Astronomy

Albireo – a binary star found in the Cygnus constellation

Albireo – a binary star found in the Cygnus constellation

Albireo, also called Beta Cygni, is a binary star found in the Cygnus constellation. It isn’t the brightest star in the sky. It looks like an ordinary single star to the eye. It consists of two stars, a yellow giant called Albireo Aa and a blue main sequence star named Albireo Ac. With a telescope, you’ll easily see Albireo as a beautiful double star, with the brighter star gold and the dimmer star blue. Another blue star named Albireo B could be part of the system. It appears as a single star to the naked eye but is in fact a binary system with two components that can be seen in a small telescope.

Albireo is a double star of the third magnitude that is the fifth brightest star in the constellation Cygnus.

Beta Cygni is about 415 light-years (127 pc) away from the Sun. When viewed with the naked eye, Albireo appears to be a single star. Cygnus has an easy-to-recognize shape, that of a cross, and the constellation is also known as the Northern Cross. However, in a telescope, it resolves into a double star consisting of β Cygni A (amber, apparent magnitude 3.1), and β Cygni B (blue-green, apparent magnitude 5.1). The two stars of Albireo constitute a true binary star system. In other words, its two stars aren’t merely a chance alignment as seen from Earth. Separated by 35 seconds of arc, the two components provide one of the best contrasting double stars in the sky due to their different colors. Instead, they revolve around a common center of mass.

It is not known whether the two components β Cygni A and B are orbiting around each other in a physical binary system, or if they are merely an optical double. These two stars lie quite far apart, however, and might take as long as 100,000 years to orbit one another. If they are a physical binary, their orbital period is probably at least 100,000 years. Even though these two stars appear close together in a telescope, keep in mind that you’re looking at a system that’s 430 light-years away.

Some experts, however, support the optical double argument, based on observations that suggest different proper motions for the components, which implies that they are unrelated. By the way, the brighter of the two stars in the Albireo system has been found with advanced telescopic techniques to be two stars as well. Thus there are at least three stars in this system.
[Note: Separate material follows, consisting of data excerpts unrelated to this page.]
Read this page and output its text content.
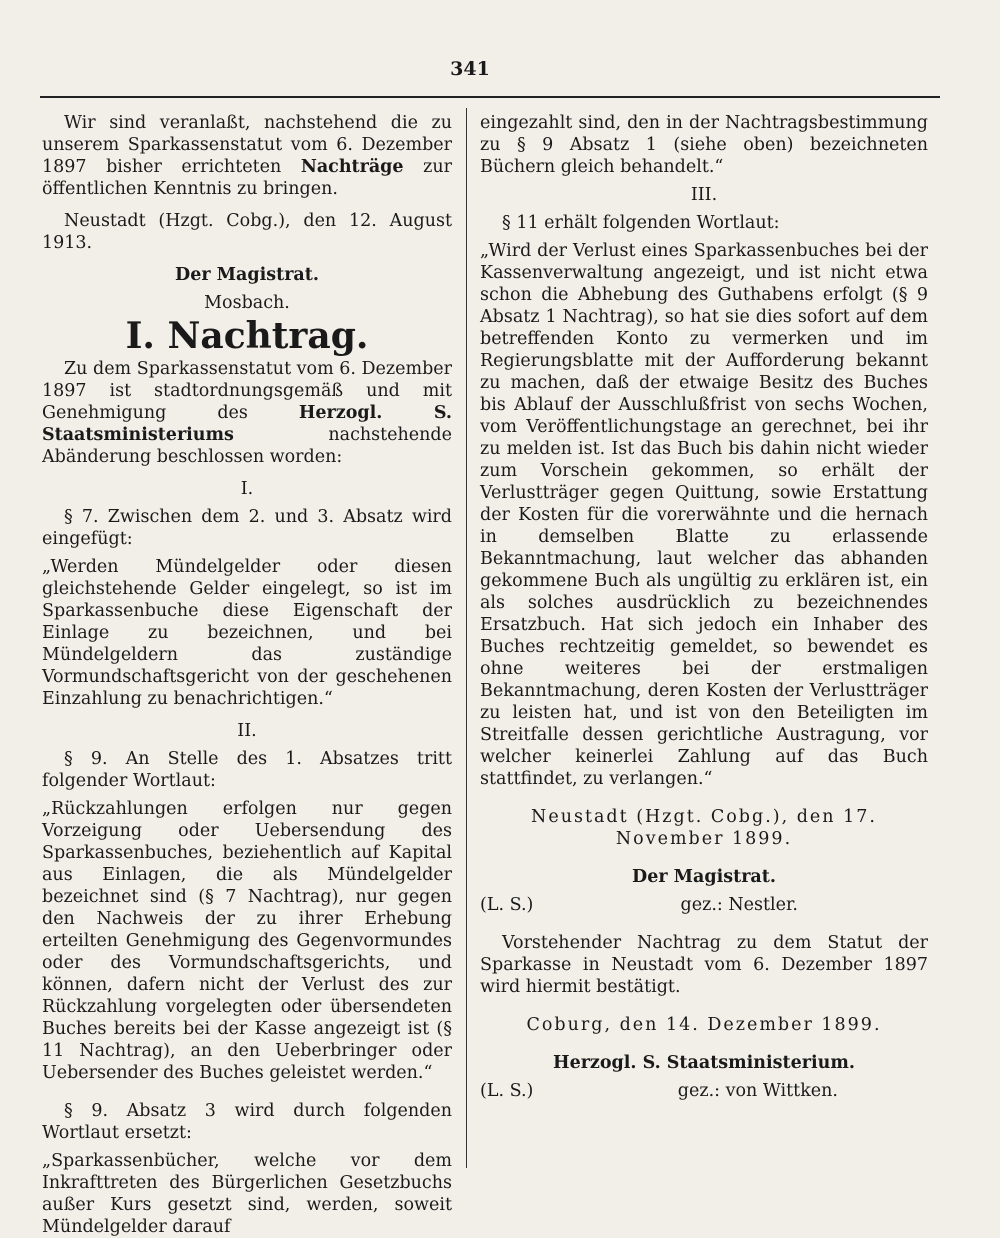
341

Wir sind veranlaßt, nachstehend die zu unserem Sparkassenstatut vom 6. Dezember 1897 bisher errichteten Nachträge zur öffentlichen Kenntnis zu bringen.

Neustadt (Hzgt. Cobg.), den 12. August 1913.

Der Magistrat.

Mosbach.

I. Nachtrag.

Zu dem Sparkassenstatut vom 6. Dezember 1897 ist stadtordnungsgemäß und mit Genehmigung des	Herzogl. S. Staatsministeriums	nachstehende Abänderung beschlossen worden:

I.

§ 7. Zwischen dem 2. und 3. Absatz wird eingefügt:

„Werden Mündelgelder oder diesen gleichstehende Gelder eingelegt, so ist im Sparkassenbuche diese Eigenschaft der Einlage zu bezeichnen, und bei Mündelgeldern das zuständige Vormundschaftsgericht von der geschehenen Einzahlung zu benachrichtigen.“

II.

§ 9. An Stelle des 1. Absatzes tritt folgender Wortlaut:

„Rückzahlungen erfolgen nur gegen Vorzeigung oder Uebersendung des Sparkassenbuches, beziehentlich auf Kapital aus Einlagen, die als Mündelgelder bezeichnet sind (§ 7 Nachtrag), nur gegen den Nachweis der zu ihrer Erhebung erteilten Genehmigung des Gegenvormundes oder des Vormundschaftsgerichts, und können, dafern nicht der Verlust des zur Rückzahlung vorgelegten oder übersendeten Buches bereits bei der Kasse angezeigt ist (§ 11 Nachtrag), an den Ueberbringer oder Uebersender des Buches geleistet werden.“

§ 9. Absatz 3 wird durch folgenden Wortlaut ersetzt:

„Sparkassenbücher, welche vor dem Inkrafttreten des Bürgerlichen Gesetzbuchs außer Kurs gesetzt sind, werden, soweit Mündelgelder darauf

eingezahlt sind, den in der Nachtragsbestimmung zu § 9 Absatz 1 (siehe oben) bezeichneten Büchern gleich behandelt.“

III.

§ 11 erhält folgenden Wortlaut:

„Wird der Verlust eines Sparkassenbuches bei der Kassenverwaltung angezeigt, und ist nicht etwa schon die Abhebung des Guthabens erfolgt (§ 9 Absatz 1 Nachtrag), so hat sie dies sofort auf dem betreffenden Konto zu vermerken und im Regierungsblatte mit der Aufforderung bekannt zu machen, daß der etwaige Besitz des Buches bis Ablauf der Ausschlußfrist von sechs Wochen, vom Veröffentlichungstage an gerechnet, bei ihr zu melden ist. Ist das Buch bis dahin nicht wieder zum Vorschein gekommen, so erhält der Verlustträger gegen Quittung, sowie Erstattung der Kosten für die vorerwähnte und die hernach in demselben Blatte zu erlassende Bekanntmachung, laut welcher das abhanden gekommene Buch als ungültig zu erklären ist, ein als solches ausdrücklich zu bezeichnendes Ersatzbuch. Hat sich jedoch ein Inhaber des Buches rechtzeitig gemeldet, so bewendet es ohne weiteres bei der erstmaligen Bekanntmachung, deren Kosten der Verlustträger zu leisten hat, und ist von den Beteiligten im Streitfalle dessen gerichtliche Austragung, vor welcher keinerlei Zahlung auf das Buch stattfindet, zu verlangen.“

Neustadt (Hzgt. Cobg.), den 17. November 1899.

Der Magistrat.

(L. S.)	gez.: Nestler.

Vorstehender Nachtrag zu dem Statut der Sparkasse in Neustadt vom 6. Dezember 1897 wird hiermit bestätigt.

Coburg, den 14. Dezember 1899.

Herzogl. S. Staatsministerium.

(L. S.)	gez.: von Wittken.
The primary and secondary also have different measured distances from the Hipparcos mission – 434 ± 20 light-years (133 ± 6 pc) for the primary and 401 ± 13 light-years (123 ± 4 pc) for the secondary.

More recently the Gaia mission has measured distances of about 330–390 light-years (100–120 parsecs) for both components, but noise in the astrometric measurements for the stars means that data from Gaia’s second data release is not yet sufficient to determine whether the stars are physically associated. The star Albireo – also known as Beta Cygni – in the constellation Cygnus, is a famous double star. A small telescope reveals that one star is blue and the other is gold.